The Examination    Click to hear in real audio

Maw–maw's dropped stomach smelled
of prewar damp wood and something sweet
like jug perfume or hyacinth on unwashed hair.

For years, she had claimed health—
even with three-hundred pounds
on her five-foot frame,
even with the regimen of morning pills
followed by phlegm,
her small congested heart, short breath,
stiff legs, hot joints, metal knees.

Inside, her uterus was surrounded by cells
without plaster wall or prison bar.
Locked gate or thick chain.
Cells dividing fast like angry guards
into her cervix, bladder, bowels.

Her sharp after-sex pains. The shock
of dark-brown blood.

One doctor said, It's the slow kind of cancer.
Another, It's not because of her weight.
Another, It's a matter of months.
Another, Her heart will kill her anyhow. 

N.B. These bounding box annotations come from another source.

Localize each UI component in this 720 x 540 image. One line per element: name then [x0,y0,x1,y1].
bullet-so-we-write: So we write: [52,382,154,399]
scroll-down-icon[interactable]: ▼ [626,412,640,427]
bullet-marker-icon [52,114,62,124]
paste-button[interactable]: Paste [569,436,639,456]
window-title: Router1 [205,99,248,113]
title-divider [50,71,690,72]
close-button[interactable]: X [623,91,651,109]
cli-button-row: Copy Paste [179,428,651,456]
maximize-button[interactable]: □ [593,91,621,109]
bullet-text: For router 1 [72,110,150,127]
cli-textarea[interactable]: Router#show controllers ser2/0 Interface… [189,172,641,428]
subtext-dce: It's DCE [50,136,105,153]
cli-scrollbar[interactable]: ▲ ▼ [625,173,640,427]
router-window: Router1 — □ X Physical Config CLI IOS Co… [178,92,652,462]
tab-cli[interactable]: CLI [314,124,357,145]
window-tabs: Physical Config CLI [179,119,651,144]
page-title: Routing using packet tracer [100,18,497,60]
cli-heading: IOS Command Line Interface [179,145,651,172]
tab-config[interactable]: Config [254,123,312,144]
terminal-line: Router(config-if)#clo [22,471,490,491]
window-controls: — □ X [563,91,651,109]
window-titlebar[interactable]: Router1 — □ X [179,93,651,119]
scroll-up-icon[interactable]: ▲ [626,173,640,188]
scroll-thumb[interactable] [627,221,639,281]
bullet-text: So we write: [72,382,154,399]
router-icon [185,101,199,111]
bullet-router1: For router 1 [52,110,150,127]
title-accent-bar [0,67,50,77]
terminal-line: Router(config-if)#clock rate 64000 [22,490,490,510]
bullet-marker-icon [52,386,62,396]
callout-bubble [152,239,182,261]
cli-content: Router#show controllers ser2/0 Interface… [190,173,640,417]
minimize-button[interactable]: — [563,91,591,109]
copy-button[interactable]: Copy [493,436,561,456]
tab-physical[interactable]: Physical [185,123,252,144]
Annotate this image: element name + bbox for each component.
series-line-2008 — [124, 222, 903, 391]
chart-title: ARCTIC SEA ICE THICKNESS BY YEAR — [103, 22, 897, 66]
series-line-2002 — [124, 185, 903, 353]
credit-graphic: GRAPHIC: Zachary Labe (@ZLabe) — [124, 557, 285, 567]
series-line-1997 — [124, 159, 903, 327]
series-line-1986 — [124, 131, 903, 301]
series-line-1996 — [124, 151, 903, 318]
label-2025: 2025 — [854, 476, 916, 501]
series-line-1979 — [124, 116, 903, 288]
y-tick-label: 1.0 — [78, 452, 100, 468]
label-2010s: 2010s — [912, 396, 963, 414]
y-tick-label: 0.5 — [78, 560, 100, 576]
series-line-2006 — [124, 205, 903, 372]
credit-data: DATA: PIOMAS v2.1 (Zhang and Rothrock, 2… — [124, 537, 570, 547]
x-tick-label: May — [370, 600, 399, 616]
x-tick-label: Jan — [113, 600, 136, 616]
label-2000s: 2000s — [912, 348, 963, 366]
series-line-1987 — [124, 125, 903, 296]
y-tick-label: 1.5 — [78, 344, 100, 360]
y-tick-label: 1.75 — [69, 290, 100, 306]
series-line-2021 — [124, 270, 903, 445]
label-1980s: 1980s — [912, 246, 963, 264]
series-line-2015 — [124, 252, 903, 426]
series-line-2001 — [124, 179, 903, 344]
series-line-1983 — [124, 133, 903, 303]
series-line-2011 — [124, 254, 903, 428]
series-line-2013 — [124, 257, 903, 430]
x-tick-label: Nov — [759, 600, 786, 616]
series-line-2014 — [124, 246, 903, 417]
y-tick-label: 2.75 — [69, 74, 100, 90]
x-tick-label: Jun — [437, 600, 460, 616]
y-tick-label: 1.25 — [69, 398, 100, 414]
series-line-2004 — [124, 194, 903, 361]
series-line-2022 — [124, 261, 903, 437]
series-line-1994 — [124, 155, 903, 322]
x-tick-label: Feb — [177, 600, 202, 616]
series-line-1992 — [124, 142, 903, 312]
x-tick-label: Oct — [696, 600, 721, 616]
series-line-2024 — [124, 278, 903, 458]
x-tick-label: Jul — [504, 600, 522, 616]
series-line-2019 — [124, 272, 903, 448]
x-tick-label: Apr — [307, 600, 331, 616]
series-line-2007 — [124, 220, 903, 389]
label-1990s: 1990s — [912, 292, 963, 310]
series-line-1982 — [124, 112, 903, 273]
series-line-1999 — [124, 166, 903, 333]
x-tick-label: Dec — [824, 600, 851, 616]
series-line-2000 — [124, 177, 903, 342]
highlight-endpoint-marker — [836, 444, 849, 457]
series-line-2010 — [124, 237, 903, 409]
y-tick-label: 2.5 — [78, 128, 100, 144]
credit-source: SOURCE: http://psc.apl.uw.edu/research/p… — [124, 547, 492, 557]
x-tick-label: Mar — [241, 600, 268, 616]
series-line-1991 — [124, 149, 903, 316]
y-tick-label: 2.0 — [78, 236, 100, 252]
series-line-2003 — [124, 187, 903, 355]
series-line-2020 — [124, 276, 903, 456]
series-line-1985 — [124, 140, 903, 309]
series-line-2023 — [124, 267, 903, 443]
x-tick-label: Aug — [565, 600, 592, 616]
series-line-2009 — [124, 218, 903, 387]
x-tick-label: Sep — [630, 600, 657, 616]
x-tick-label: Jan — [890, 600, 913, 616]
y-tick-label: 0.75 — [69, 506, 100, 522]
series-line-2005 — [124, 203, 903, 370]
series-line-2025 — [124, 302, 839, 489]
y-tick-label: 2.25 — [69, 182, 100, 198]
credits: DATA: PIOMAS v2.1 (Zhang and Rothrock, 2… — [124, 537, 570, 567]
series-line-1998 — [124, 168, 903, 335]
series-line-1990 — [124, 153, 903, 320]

My mother, brother, and I sit with her
and her new husband in the cluttered den.
The vertical blinds closed, the central air
turned high, the ceiling fan squeaking
like the swamp crickets outside.

Maw-maw sat in her green recliner
with the damp piss towel across the seat.
Her hands splattered with gold bracelets
and rings, large precious stones shining
with proof she was no longer poor.

They're gonna clean out my garden, she said,
touching her third husband's elderly thigh.
Uterus, ovaries, fallopian tubes. Gone.



Hope    Click to hear in real audio

We rename Maw-Maw's husband
of two years, Murray "The Weed-Wacker" Bernstein.

Joke, With a little push-push he'll knock
the tumor right out of you. Wack-wack-wack.

Like the TV commercial, blades cutting
everything clean.



Same Day Surgery Reception    Click to hear in real audio

Patient Loading and Unloading Area

Hot Water Only


If Attendant Is Not Present,
Please Dial: 8790

Thank You

Lilian Kim Live, Ft. Lauderdale
8:34 AM

78 Degrees

Irish Mark Migration,
Famine Ends

Polio's Long Shadow

The Nasdaq Opens

Smoke Compartment Doors

Waiting Room Visitors Please
One at a Time

The Nurse Will Inform You
When You May Visit

Closed Captioning Upon Request

Translation Off



The Biopsy    Click to hear in real audio

We waited for the surgeon to gently
widen Maw-maw's cervix with a series
of smooth rounded rods.
Waited for him to insert
the curet and scrape. Remove
cords of tan tissue.
We waited for the pathologist
to decide. The more
solid its mass, the more severe.


The diagnosis: poorly differentiated adenocarcinoma.
Already spread into cervix. Invaded
blood vessels and lymph nodes.

Like a breaking glass bottle.
Small shards everywhere.
Two years tops if her heart                    
doesn't give out first.
Small sun-dried muscle. Lopsided peach.